Iterating through Dynamic Select Options with Selenium

In this post I'll use Selenium to show how to iterate through dropdown menus in a form that uses SELECT elements whose option values are dynamically generated. I'll provide a technique that can be used to determine when the option values have loaded. I'll wrap up the post by refactoring the code into a more generic solution, which is useful since this use-case arises frequently in scraping.

Background

The site I'll use in today's example is at the following URL:

http://icds-wcd.nic.in/icds/icdsawc.aspx

Click on the link and you'll be presented with the following form:

Form

Our object is to iterate through all of the State, District and Project dropdowns and print out their option values.

Here's the catch though: if you try selecting an option from the Select District dropdown, you'll see that it's empty.

District Empty

You can inspect the Select District element to confirm this. Note that there is only one option: "-Select-"

District Empty

In this form, the options in the Select District dropdown aren't populated until a state has been chosen. This means that the range of possible values in the district SELECT element will always depend on the current value of the state selection.

The Select Project dropdown works the same way:

Project Empty

Its list of options is only filled after a district has been chosen.

To summarize how this form operates: first we select a state. That triggers an update which causes the district options to load. Then we select a district, which triggers another update to dynamically load the project values.

With that in mind, here's the pseudocode sketch of the solution we will develop.

for each state
  select state
  wait for district options to load

  for each district
    select district
    wait for project options to load

    for each project
      print state, district, project  

Implementation

Let's begin. Here's the boilerplate for our scraper. It assumes that you have Selenium and PhantomJS installed:

#!/usr/bin/env python

import sys
import signal

from selenium import webdriver
from selenium.webdriver.support.ui import Select
from selenium.webdriver.support.ui import WebDriverWait
from selenium.common.exceptions import StaleElementReferenceException

def sigint(signal, frame):
    sys.exit(0)

class Scraper(object):
    def __init__(self):
        self.url = 'http://icds-wcd.nic.in/icds/icdsawc.aspx'
        self.driver = webdriver.PhantomJS()
        self.driver.set_window_size(1120, 550)

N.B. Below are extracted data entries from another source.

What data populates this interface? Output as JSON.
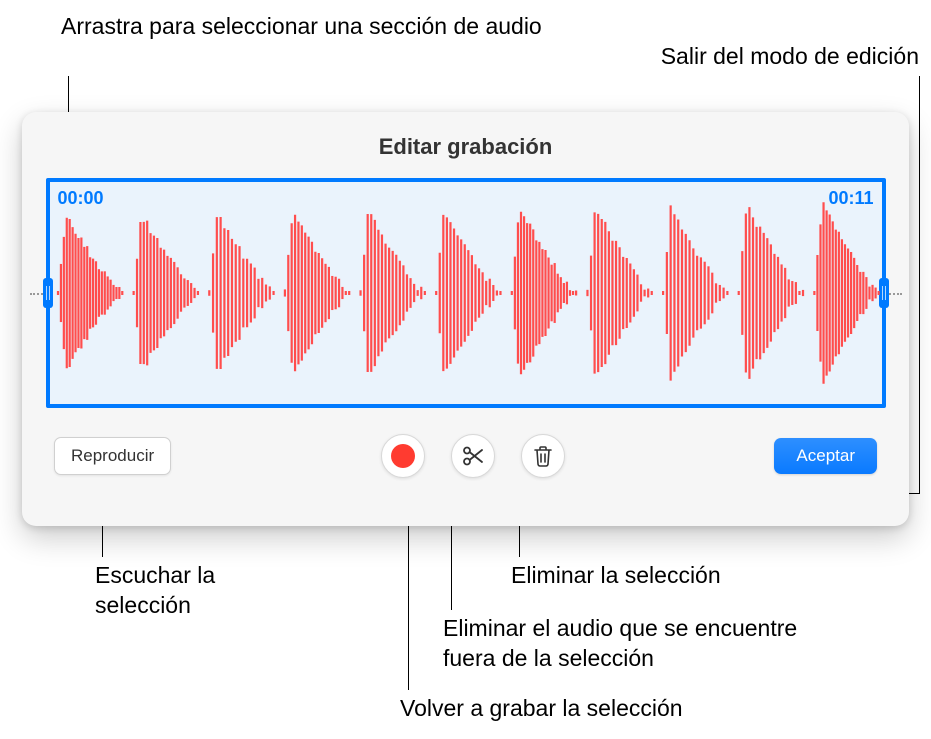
{
  "callouts": {
    "drag_select": "Arrastra para seleccionar una sección de audio",
    "exit_edit": "Salir del modo de edición",
    "listen": "Escuchar la selección",
    "rerecord": "Volver a grabar la selección",
    "trim_outside": "Eliminar el audio que se encuentre fuera de la selección",
    "delete_sel": "Eliminar la selección"
  },
  "panel": {
    "title": "Editar grabación",
    "time_start": "00:00",
    "time_end": "00:11"
  },
  "buttons": {
    "play": "Reproducir",
    "accept": "Aceptar"
  }
}
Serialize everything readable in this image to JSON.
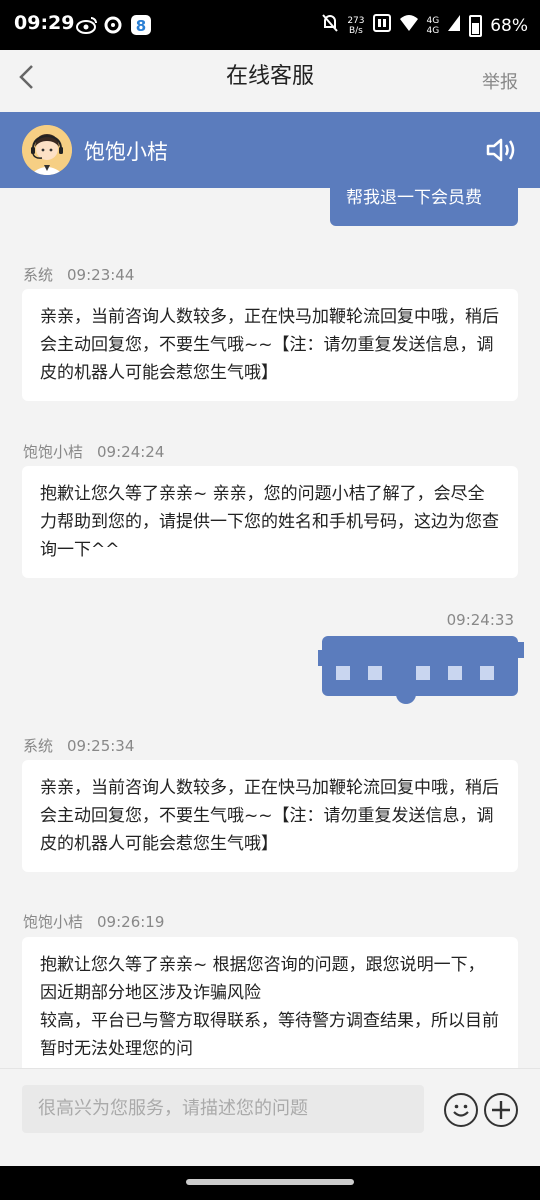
{
  "status_bar": {
    "time": "09:29",
    "net_speed": "273",
    "net_unit": "B/s",
    "network": "4G",
    "battery": "68%"
  },
  "header": {
    "title": "在线客服",
    "report_label": "举报"
  },
  "agent": {
    "name": "饱饱小桔"
  },
  "messages": {
    "top_clipped_text": "帮我退一下会员费",
    "m1": {
      "sender": "系统",
      "time": "09:23:44",
      "text": "亲亲，当前咨询人数较多，正在快马加鞭轮流回复中哦，稍后会主动回复您，不要生气哦~~【注：请勿重复发送信息，调皮的机器人可能会惹您生气哦】"
    },
    "m2": {
      "sender": "饱饱小桔",
      "time": "09:24:24",
      "text": "抱歉让您久等了亲亲~ 亲亲，您的问题小桔了解了，会尽全力帮助到您的，请提供一下您的姓名和手机号码，这边为您查询一下^^"
    },
    "m3": {
      "time": "09:24:33"
    },
    "m4": {
      "sender": "系统",
      "time": "09:25:34",
      "text": "亲亲，当前咨询人数较多，正在快马加鞭轮流回复中哦，稍后会主动回复您，不要生气哦~~【注：请勿重复发送信息，调皮的机器人可能会惹您生气哦】"
    },
    "m5": {
      "sender": "饱饱小桔",
      "time": "09:26:19",
      "text_line1": "抱歉让您久等了亲亲~ 根据您咨询的问题，跟您说明一下，因近期部分地区涉及诈骗风险",
      "text_line2": "较高，平台已与警方取得联系，等待警方调查结果，所以目前暂时无法处理您的问"
    }
  },
  "input": {
    "placeholder": "很高兴为您服务，请描述您的问题"
  },
  "colors": {
    "accent": "#5b7cbd",
    "background": "#f3f3f3"
  },
  "icons": [
    "back-icon",
    "speaker-icon",
    "emoji-icon",
    "plus-icon"
  ]
}
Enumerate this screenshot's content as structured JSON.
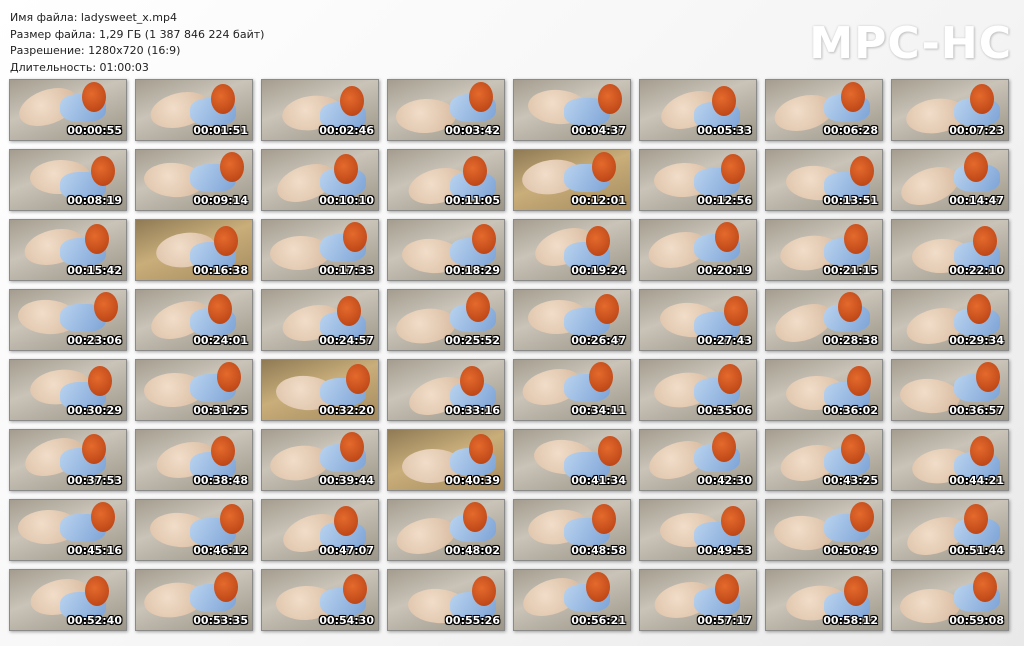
{
  "info": {
    "filename": "Имя файла: ladysweet_x.mp4",
    "filesize": "Размер файла: 1,29 ГБ (1 387 846 224 байт)",
    "resolution": "Разрешение: 1280x720 (16:9)",
    "duration": "Длительность: 01:00:03"
  },
  "logo": "MPC-HC",
  "thumbnails": [
    "00:00:55",
    "00:01:51",
    "00:02:46",
    "00:03:42",
    "00:04:37",
    "00:05:33",
    "00:06:28",
    "00:07:23",
    "00:08:19",
    "00:09:14",
    "00:10:10",
    "00:11:05",
    "00:12:01",
    "00:12:56",
    "00:13:51",
    "00:14:47",
    "00:15:42",
    "00:16:38",
    "00:17:33",
    "00:18:29",
    "00:19:24",
    "00:20:19",
    "00:21:15",
    "00:22:10",
    "00:23:06",
    "00:24:01",
    "00:24:57",
    "00:25:52",
    "00:26:47",
    "00:27:43",
    "00:28:38",
    "00:29:34",
    "00:30:29",
    "00:31:25",
    "00:32:20",
    "00:33:16",
    "00:34:11",
    "00:35:06",
    "00:36:02",
    "00:36:57",
    "00:37:53",
    "00:38:48",
    "00:39:44",
    "00:40:39",
    "00:41:34",
    "00:42:30",
    "00:43:25",
    "00:44:21",
    "00:45:16",
    "00:46:12",
    "00:47:07",
    "00:48:02",
    "00:48:58",
    "00:49:53",
    "00:50:49",
    "00:51:44",
    "00:52:40",
    "00:53:35",
    "00:54:30",
    "00:55:26",
    "00:56:21",
    "00:57:17",
    "00:58:12",
    "00:59:08"
  ]
}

if __name__ == '__main__':
    signal.signal(signal.SIGINT, sigint)
    scraper = Scraper()
    scraper.scrape()

First we create a load_page method which retrieves the form page and waits until the state SELECT element is rendered before returning:

def load_page(self):
    self.driver.get(self.url)

    def page_loaded(driver):
        path = '//select[@id="ctl00_ContentPlaceHolder1_dropstate"]'
        return driver.find_element_by_xpath(path)

    wait = WebDriverWait(self.driver, 10)
    wait.until(page_loaded)

Next, let's write a scrape method to implement the pseudocode presented above:

def scrape(self):
    self.load_page()

    for state in states():
        print state

        for district in districts():
            print 2*' ', district

            for project in projects():
                print 4*' ', project

The scrape method uses generators to iterate through all of the option values for the state, district and project SELECT elements.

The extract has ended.